When I was working on a help desk for a previous employer, I received a help request by email that made no sense to me. I responded: “I’m afraid I don’t understand your complaint. Could you please elaborate?” I thought I did pretty good job at writing a polite request for clarification, but the customer disagreed. My boss came to me an hour later to ask why I called the customer a whiner. After some discussion, he told me that the offending word was “complaint.” To me, a complaint is a declaration of a condition that causes distress (and that’s more or less what you will find in the dictionary), which is what the customer’s email was. I never said she was a whiner, so the whole thing was a surprise to me.

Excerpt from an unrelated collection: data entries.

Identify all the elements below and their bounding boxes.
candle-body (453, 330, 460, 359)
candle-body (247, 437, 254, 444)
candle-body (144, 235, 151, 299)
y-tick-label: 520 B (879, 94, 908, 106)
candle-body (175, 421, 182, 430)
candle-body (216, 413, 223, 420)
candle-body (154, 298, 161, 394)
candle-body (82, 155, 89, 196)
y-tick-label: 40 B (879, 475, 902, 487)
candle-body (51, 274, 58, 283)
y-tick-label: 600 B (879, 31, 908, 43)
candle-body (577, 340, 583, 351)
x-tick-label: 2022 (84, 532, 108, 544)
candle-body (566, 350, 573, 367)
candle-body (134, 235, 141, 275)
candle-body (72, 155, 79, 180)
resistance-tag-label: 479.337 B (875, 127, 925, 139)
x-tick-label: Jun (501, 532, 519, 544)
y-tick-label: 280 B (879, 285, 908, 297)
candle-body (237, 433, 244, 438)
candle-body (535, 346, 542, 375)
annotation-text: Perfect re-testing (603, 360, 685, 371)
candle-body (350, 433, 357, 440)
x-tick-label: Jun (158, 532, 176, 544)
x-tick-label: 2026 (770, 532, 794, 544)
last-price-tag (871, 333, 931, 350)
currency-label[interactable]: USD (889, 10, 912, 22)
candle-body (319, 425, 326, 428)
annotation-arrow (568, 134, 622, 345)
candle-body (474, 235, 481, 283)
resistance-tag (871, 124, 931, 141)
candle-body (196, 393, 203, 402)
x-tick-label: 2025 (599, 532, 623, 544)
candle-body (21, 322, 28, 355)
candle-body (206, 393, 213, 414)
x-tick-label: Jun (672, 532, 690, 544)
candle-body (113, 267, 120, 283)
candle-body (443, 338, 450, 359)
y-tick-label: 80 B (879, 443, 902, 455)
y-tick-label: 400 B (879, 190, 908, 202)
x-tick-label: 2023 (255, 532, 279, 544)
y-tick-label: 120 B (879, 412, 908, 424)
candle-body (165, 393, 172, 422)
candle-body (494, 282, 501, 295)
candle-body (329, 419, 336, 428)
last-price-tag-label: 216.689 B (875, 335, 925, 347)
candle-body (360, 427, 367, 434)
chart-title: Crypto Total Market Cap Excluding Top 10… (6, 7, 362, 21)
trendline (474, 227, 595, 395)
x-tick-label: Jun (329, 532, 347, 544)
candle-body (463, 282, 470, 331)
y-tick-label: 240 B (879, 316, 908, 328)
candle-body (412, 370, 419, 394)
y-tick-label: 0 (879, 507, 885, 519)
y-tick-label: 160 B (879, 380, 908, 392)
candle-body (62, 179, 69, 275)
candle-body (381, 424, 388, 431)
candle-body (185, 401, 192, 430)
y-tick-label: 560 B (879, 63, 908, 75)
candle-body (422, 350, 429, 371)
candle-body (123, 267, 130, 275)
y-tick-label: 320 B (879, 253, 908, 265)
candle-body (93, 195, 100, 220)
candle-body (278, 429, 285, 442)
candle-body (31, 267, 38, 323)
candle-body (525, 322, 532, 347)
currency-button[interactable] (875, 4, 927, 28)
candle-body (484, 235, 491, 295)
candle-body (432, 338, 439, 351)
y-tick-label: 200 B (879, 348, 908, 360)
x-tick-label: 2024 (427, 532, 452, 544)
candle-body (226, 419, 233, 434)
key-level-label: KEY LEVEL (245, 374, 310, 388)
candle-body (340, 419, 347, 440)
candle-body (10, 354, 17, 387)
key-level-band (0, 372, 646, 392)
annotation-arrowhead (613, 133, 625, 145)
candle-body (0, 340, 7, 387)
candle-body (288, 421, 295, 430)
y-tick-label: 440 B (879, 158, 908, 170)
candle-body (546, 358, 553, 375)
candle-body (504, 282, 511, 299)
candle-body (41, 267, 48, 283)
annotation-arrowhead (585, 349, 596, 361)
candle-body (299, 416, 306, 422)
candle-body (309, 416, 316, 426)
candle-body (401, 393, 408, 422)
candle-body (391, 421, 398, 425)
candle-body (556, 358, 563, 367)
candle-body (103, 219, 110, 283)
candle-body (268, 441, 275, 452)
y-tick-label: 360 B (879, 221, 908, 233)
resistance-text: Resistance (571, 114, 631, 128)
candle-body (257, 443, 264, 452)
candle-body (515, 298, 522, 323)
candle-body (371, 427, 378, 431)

Face to face communication can get a bit more complicated. I still select my words based on denotation without regard for connotation, but that’s only the beginning. Face to face communication includes body language and facial expressions. The diagnostic criteria for Asperger’s syndrome include “marked impairments in the use of multiple nonverbal behaviors such as eye-to-eye gaze, facial expression, body posture, and gestures to regulate social interaction.” It is easily possible for me to miss or misunderstand non-verbal signals. It is also very likely that others will misunderstand my non-verbal signals, especially when I’m highly stressed, frustrated, or overloaded. Sadly, this means that, at the times I may need help or understanding the most, I am most likely to be misunderstood. I’ve been told that I seem threatening when frustrated. My size and appearance probably contribute to that, but I wouldn’t hurt anyone intentionally.

It has been a long day, so I think I’m going to end here. I am quite certain I’ll pick this topic up again, as it is a core issue with Asperger’s syndrome.